Monday, May 27, 2013
An independent United Nations human rights expert has welcomed what he said was a ground-breaking speech by President Barack Obama in which the United States leader laid out principles governing the use of counter-terrorism measures such as targeted killings.
Mr. Obama said last week that, as part of a realignment of US counter-terrorism policy, he would curtail the use of drones, recommit to closing the prison at Guantánamo Bay, Cuba, and seek new limits on his own war power. The new policy guidance imposes tougher standards for when drone strikes can be authorized, limiting them to targets that pose “a continuing, imminent threat to Americans” and cannot feasibly be captured, according to media reports.

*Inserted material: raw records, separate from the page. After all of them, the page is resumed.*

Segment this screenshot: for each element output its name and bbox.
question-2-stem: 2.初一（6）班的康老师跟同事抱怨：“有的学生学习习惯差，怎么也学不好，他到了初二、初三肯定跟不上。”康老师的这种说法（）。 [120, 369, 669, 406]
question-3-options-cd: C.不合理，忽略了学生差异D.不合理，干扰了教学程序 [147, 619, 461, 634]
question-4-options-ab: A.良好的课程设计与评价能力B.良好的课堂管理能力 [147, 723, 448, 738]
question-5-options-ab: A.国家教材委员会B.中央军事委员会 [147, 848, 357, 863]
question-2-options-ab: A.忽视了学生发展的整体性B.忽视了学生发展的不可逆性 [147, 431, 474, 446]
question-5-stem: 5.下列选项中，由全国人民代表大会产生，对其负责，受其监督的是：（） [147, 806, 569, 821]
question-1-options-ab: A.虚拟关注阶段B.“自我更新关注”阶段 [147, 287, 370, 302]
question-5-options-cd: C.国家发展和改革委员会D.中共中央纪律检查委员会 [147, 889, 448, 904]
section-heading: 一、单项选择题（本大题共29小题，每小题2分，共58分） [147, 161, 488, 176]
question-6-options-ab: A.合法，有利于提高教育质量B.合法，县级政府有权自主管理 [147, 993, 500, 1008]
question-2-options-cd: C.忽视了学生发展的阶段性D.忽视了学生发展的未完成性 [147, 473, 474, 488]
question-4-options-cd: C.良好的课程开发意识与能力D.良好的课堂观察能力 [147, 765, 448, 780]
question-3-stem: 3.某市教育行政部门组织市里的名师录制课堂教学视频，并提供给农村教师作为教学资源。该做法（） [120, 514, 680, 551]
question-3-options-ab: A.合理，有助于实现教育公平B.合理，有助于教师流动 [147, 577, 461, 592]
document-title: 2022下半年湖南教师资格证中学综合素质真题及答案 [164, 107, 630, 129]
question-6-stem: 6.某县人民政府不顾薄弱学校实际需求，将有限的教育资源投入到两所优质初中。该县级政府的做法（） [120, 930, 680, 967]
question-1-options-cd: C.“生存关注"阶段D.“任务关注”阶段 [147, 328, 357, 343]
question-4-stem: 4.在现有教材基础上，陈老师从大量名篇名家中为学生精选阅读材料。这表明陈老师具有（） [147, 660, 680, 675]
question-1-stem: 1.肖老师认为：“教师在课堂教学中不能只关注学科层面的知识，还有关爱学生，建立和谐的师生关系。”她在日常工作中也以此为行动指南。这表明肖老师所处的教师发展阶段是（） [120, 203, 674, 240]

“This extremely important speech breaks new ground in a number of key respects,” the UN Special Rapporteur on human rights and counter-terrorism, Ben Emmerson, said in a news release. “It affirms for the first time this Administration’s commitment to seek an end to its armed conflict with Al-Qaida as soon as possible; it reminds the world that not every terrorist threat or terrorist attack can be equated with a situation of continuing armed conflict; and it sets out more clearly and more authoritatively than ever before the Administration’s legal justifications for targeted killing, and the constraints that it operates under,” he said. The speech also clarifies, and proposes improvements to, the procedures for independent oversight; and it sets out the steps the President is now resolved to take in order to close Guantánamo Bay, he added.
Mr. Emmerson said that the publication of the procedural guidelines for the use of force in counter-terrorism operations is “a significant step towards increased transparency and accountability. It also disposes of a number of myths, including the suggestion that the US is entitled to regard all military-aged males as combatants, and therefore as legitimate targets.” He added that he will be engaging with senior US officials in Washington D.C. over the coming days and weeks in an effort “to put some flesh on the bones of the announcements made.”
The expert said that Mr. Obama’s acknowledgement that the time has come to tackle not only the manifestations of terrorism but also its social, economic and political causes around the world “signals a shift in rhetoric and a move in policy emphasis towards promoting a strategy of sustainable and ethical counter-terrorism.”
Independent experts, or special rapporteurs, are appointed by the UN Human Rights Council to examine and report back on a country situation or a specific human rights theme. They work in an unpaid capacity.